There are many reasons that cloud providers don't want to support logical replication;

- It requires giving superuser access to user. Many cloud providers don't want to give that level of privilege. Some cloud providers fork PostgreSQL or write custom extensions to allow managing replication slots without requiring superuser access. However, doing it securely is very difficult. You suddenly open up a new attack vector for various privilege escalation vulnerabilities.

- If user creates a replication slot, but does not consume the changes, it can quickly fill up the disk. I dealt many different failure modes of PostgreSQL, and I can confidently say that disk full cases one of the most problematic/annoying ones to recover from.

- It requires careful management of replication slots in case of fail over. There are extensions or 3rd party tools helping with this though.

So, some cloud providers don't support logical replication and some support it weakly (i.e. don't cover all edge cases).

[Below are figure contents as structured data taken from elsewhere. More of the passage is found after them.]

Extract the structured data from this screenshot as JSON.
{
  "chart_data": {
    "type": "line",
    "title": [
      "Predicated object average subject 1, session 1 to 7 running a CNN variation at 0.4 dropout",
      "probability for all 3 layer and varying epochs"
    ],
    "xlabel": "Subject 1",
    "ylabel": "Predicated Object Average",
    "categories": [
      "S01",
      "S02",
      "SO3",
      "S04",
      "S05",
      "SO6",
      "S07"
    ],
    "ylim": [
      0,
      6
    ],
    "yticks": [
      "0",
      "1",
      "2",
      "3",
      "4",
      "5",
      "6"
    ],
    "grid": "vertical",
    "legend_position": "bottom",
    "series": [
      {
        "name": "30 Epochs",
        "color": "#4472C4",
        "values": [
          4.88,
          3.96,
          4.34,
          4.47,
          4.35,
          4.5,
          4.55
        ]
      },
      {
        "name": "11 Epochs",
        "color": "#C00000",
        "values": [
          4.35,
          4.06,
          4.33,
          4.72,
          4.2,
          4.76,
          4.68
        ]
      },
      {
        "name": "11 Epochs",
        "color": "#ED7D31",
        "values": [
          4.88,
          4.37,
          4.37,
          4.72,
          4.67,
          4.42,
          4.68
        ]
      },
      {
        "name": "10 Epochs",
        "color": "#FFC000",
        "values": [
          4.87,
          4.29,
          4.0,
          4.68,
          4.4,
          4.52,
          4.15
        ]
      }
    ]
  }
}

Thankfully there are some improvements are being done in PostgreSQL core that simplifies failover of logical replication slot (check out this for more information https://www.postgresql.org/docs/17/logical-replication-failo...), but it is still too early.

2 comments

There is also case where logical replication is not 100% complete. One of our application uses LOBs for some reason and can't do logical replication.
Yeah, I've dealt with some of those edge cases on AWS and GCP.

Some examples:

1. I've seen a delay of hours without any messages being sent on the replication protocol, likely due to a large transaction in the WAL not committed when running out of disk space.

2. `PgError.58P02: could not create file \"pg_replslot/<slot_name>/state.tmp\": File exists`

3. `replication slot "..." is active for PID ...`, with some system process holding on to the replication slot.

4. `can no longer get changes from replication slot "<slot_name>". ... This slot has never previously reserved WAL, or it has been invalidated`.

All of these require manual intervention on the server to resolve.

And that's not even taking into account HA/failover, these are just issues with logical replication on a single node. It's still a great feature though, and often worth having to deal with these issues now and then.

Definitely agreed. It is great feature and a building block for many complex features such as multiple primaries, zero down time migrations etc. I'm also quite happy to see with each PG version, it becomes more stable/easy to use.